Installing the CPU
With your motherboard primed and ready, let’s get the CPU installed. Before we dive in, note that processors are easily damaged by mishandling. You should always grip a processor by its edges. Do
not touch the pins, contacts, nor the transistors and capacitors sticking out from under them.
Depending on the type of processor and motherboard combo you bought, you’ll find either:
- A CPU that has no pins on it; its underside contains ovular contacts. This is a processor in Land-Grid Array (LGA) configuration, where the pins that contact the CPU are in the socket on the motherboard. All modern Intel processors
and AMD Threadripper processors use this configuration.
- A CPU that has an array of pins protruding from it. This is a Pin-Grid Array (PGA) configuration, which slots into an equal array of holes on the socket on the motherboard. All mainstream AMD processors use this configuration.
Whether you have an LGA or PGA configuration, you’ll want to take care not to drop or otherwise mishandle your processor as capacitors can be damaged or pins bent.
PGA processor installation (AMD mainstream)
A new AMD motherboard will have a raised socket lined with many holes in which the processor will slot into.
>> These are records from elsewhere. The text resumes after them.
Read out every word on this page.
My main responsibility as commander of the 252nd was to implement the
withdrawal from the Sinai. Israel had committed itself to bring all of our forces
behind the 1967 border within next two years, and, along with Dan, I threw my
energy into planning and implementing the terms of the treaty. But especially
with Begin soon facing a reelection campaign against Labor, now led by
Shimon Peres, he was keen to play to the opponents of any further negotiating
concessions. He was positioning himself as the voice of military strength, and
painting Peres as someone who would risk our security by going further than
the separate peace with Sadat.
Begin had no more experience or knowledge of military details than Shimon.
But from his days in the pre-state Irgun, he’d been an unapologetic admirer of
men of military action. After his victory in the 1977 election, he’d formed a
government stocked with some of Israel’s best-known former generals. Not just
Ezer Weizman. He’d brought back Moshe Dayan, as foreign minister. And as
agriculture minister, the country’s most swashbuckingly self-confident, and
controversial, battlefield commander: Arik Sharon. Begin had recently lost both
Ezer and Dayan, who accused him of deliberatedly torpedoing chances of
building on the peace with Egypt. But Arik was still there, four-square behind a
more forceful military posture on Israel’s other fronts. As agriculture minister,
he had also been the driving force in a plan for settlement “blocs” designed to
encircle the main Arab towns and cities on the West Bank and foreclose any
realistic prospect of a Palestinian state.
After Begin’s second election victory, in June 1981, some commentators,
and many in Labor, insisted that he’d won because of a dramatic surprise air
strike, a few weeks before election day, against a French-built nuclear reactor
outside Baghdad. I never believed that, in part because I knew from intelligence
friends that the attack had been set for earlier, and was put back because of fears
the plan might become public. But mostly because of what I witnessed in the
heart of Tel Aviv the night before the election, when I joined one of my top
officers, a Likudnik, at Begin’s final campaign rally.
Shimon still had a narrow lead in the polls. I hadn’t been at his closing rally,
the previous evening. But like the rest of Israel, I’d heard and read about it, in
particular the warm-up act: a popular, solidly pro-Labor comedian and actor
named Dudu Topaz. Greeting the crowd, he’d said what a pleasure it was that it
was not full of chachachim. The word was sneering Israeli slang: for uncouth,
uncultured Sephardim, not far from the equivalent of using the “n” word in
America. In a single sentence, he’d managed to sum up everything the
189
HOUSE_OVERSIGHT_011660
A spring-loaded lever connected to the socket will shift the plastic grid as it moves, allowing the pins of a CPU placed
in the slot to contact the terminals underneath the socket. Start by sliding the lever out from under its retaining clip, gently angling it upwards to release the tension and have the socket ready to accept its processor.
Now, remove the processor from its packaging. Take care to remove the processor carefully from the box as this is the point where you are most likely to bend pins from mishandling or damage. As before, if you see any bent pins, stop here and either exchange or RMA the processor. A PGA processor will not slot nor sit flush with the socket if any pins are bent. While bent pins can oftentimes be gently re-straightened, such repair is beyond the scope of this guide.
Handling the processor by its edges, align the arrow on the corner of the processor with the arrow on the socket. Gently lower the processor into the socket, being mindful that you should not have to apply much, if any, force for
the CPU to slot into place. Once the CPU sits flat in the socket, carefully return the lever to its original position under the retaining clip (you will feel more resistance than before as the socket is now making physical
contact with the CPU pins).
LGA processor installation (Intel mainstream)
A new Intel motherboard will ship with a protective plastic cover installed in the socket to prevent any damage to the pins. A spring-loaded lever along the side of the socket will be pressed down and hooked into a retaining clip
keeping the plastic guard (and later, your processor) in place. Taking care not to let the lever fly open, gently pull the lever to the side, getting it out from under its retaining clip, and lift. You’ll see the metal processor
guide start to slide out from under its guide screw, and as you continue to bend the lever back the guide will lift up at an angle and flip back, exposing the plastic guard. Remove it and either store it in a safe place if
you plan to resell the motherboard down the road, or discard it. Check the pins in the socket at this point and make sure they’re all facing the same direction. If you see any bent pins, stop here and either exchange or RMA the motherboard. You may irreparably damage the motherboard, CPU, or other components by running a machine with a damaged socket!
Take your processor out of its packaging, turn it so the arrow on the corner of the chip is in the same corner with the arrow on the socket, and align the processor so it fits into the plastic notches surrounding the socket (the
CPU will only fit one way). Lower the CPU straight down into the socket, but don’t use any force to push it into place as LGA pins are easily bent. The CPU should set cleanly into place like a puzzle piece and rest perfectly
flat atop the pins in the socket.
As you swing the metal lever back around to begin to set it back in place, you’ll see the processor guide press into the two sides of the chip, and it should re-slot under the guide screw on the motherboard. If it lands atop the
screw, you can gently guide it back into place as needed. Lower the lever back into place and push it into position under the retaining clip. You’ll be fighting spring tension to get it back into position, but if the CPU is
installed correctly you won’t have any other issues and all parts of the socket will be snug.